By admin | September 10, 2001

Here’s the latest news on the remake of “War of the Worlds” direct from the production with info on how you can win a part in the film:
WAR OF THE WORLDS director Timothy Hines and Producer Susan Goforth have returned from the picturesque Bavarian town of Leavenworth, Washington, where they photographed images of raging forest fires to use in special effects compositing. “Anyone who has read H. G. Wells’ novel knows that the story calls for many woodland settings in flames sparked by alien fighting machine heat rays,” declares Hines. “Nature provided us with the opportunity to film real fires at the right time. We would have spent mountains of effort recreating what we captured, and it never would have had the amazing force of the real thing.”
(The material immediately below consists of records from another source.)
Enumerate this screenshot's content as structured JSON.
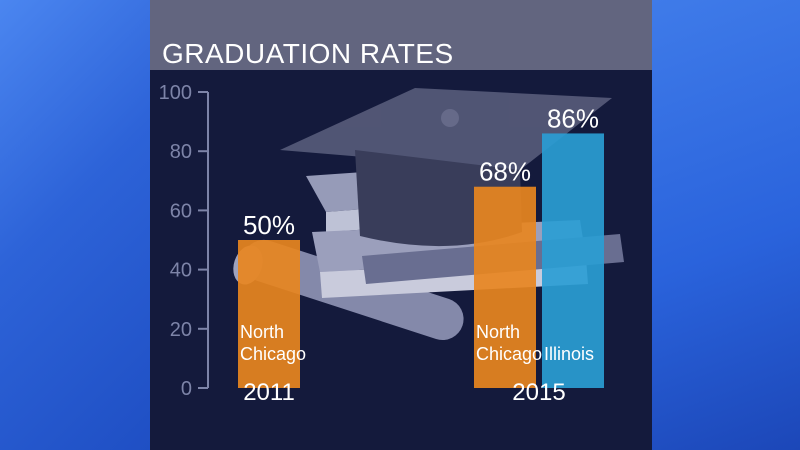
{
  "colors": {
    "north_chicago": "#e8861f",
    "illinois": "#2a9dd4",
    "axis": "#7d84a8",
    "text": "#ffffff"
  },
  "chart_data": {
    "type": "bar",
    "title": "GRADUATION RATES",
    "ylim": [
      0,
      100
    ],
    "yticks": [
      0,
      20,
      40,
      60,
      80,
      100
    ],
    "groups": [
      {
        "label": "2011",
        "bars": [
          {
            "name": "North Chicago",
            "value": 50,
            "value_label": "50%",
            "color": "#e8861f"
          }
        ]
      },
      {
        "label": "2015",
        "bars": [
          {
            "name": "North Chicago",
            "value": 68,
            "value_label": "68%",
            "color": "#e8861f"
          },
          {
            "name": "Illinois",
            "value": 86,
            "value_label": "86%",
            "color": "#2a9dd4"
          }
        ]
      }
    ]
  }
}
Producer Susan Goforth concurs, “I’ve never seen anything like it in my life. There are just no words to describe the experience of being so close to a curtain of fire rising into the sky and stretching on for miles. Wafts of heat constantly remind you of forces that are greater than our own. Timothy was so excited. He kept moving in closer and closer with the camera. I was very worried as to how far we were pushing those boundaries. I had to keep reminding Timothy that we didn’t want to announce that the principals of the new WAR OF THE WORLDS movie perished while filming forest fires.”
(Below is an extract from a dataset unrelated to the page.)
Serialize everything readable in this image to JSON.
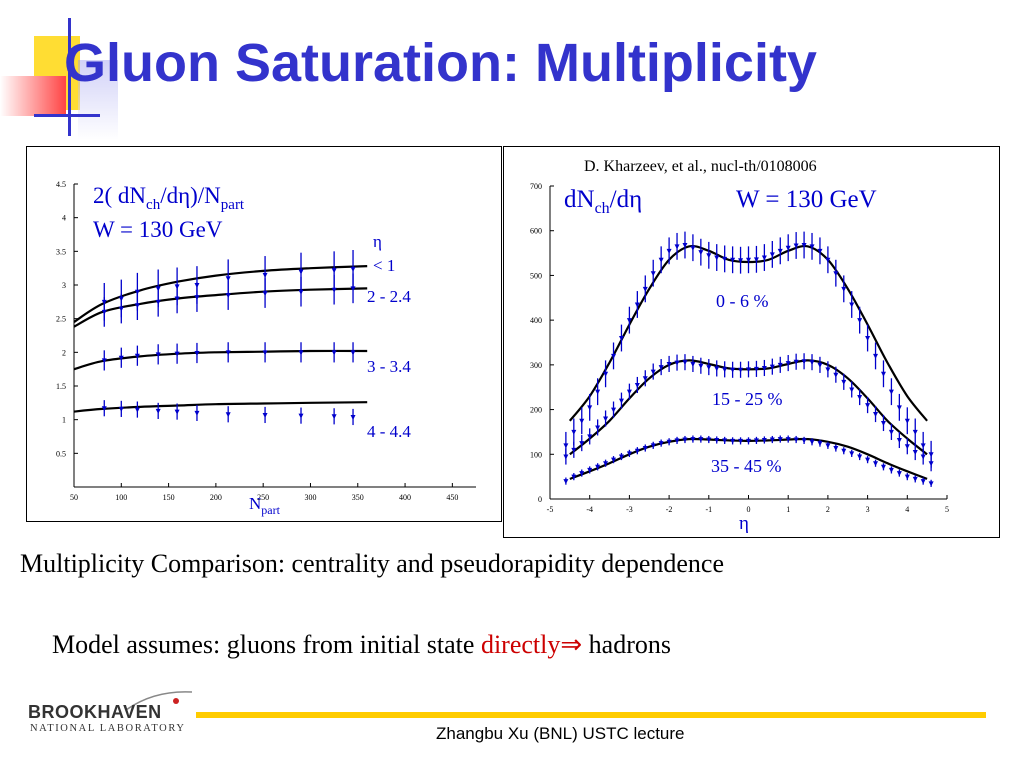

On other fronts of WAR OF THE WORLDS, the production is gearing up for its October 15th start date of principle photography. “The excitement is palpable,” beams Timothy Hines. “The city of Seattle and the surrounding towns have been incredibly helpful in securing locations that in many cases we had planned to do on soundstages. No soundstage set can compare to the spectacle of actually setting up hundreds of demolished cars and trucks on real streets and setting them afire. Of course the many mechanical effects and the devastation that has to be added becomes a logistical challenge.”
Susan Goforth smiles, “Timothy prefers real settings to stage sets. He’s been pulling us in that direction since the beginning. We are fortunate shooting in the Northwest in that so many shopkeepers are willing to let us break out their windows and make their establishments look to be in ruins.”
Foundation Imaging, who provided effects for STAR TREK VOYAGER and the upcoming ENTERPRISE series, just provided Pendragon Pictures with some of the advanced design work and effects tests for the fighting machines. Timothy Hines excitedly says, “The fans of WAR OF THE WORLDS have no idea how phenomenal the alien technology will be. We have astoundingly gifted designers and artists working on this and most of them have been envisioning Wells’ fighting machines their whole lives.”
The look of the fighting machines and alien technology is coming from both the computer world and the miniature team, but being led by the miniature creations. Miniature effects supervisor Jon Sorensen, who contributed to such films as ALIEN, OUTLAND, and THE DARK CRYSTAL, says, “We have to be careful that the CG tail doesn’t wag the MINIATURE dog. The Aliens have been studying us. Our past. They would pick things from various periods that scare us and integrate them into their machines. They have constructed these things for the sole purpose of invading Earth. Nowhere else. These machines are custom built for that purpose. Not as generalized war machines. They have complicated pistons and highly detailed machinery.”
Timothy Hines adds, “WAR OF THE WORLDS is going to feel as reality. Using miniatures and actual locations will help to anchor this. Also, it’s easier for the actors when they can react to actual trucks being dropped from cranes onto parked cars and full-scale sections of the alien fighting machines whipping past their heads as opposed to starring into a blank green walls. H. G. Wells would be very pleased as to how we are honoring his visions.”
Casting is still in progress as Timothy Hines insists on having the best and the most natural actors possible to fill out his production. “Ultimately the human element is everything. We can have the biggest explosions and most spectacular battle scene ever put on film and it won’t matter if you don’t care about the people. WAR OF THE WORLDS is a lesson of arrogance and hubris. How we react is far more important than the tactics and strategies of our enemies,” reflects Hines.
Check out the contest to win a role as a featured extra in WAR OF THE WORLDS on the Pendragon Pictures website. Nine winning contestants will land a paid on-camera featured extra role and be flown to New York City to attend the premiere with the director and cast. The first place contestant will be allowed to speak on his or her experiences of being in WAR OF THE WORLDS and all winning contestants will be featured in THE MAKING OF WAR OF THE WORLDS book.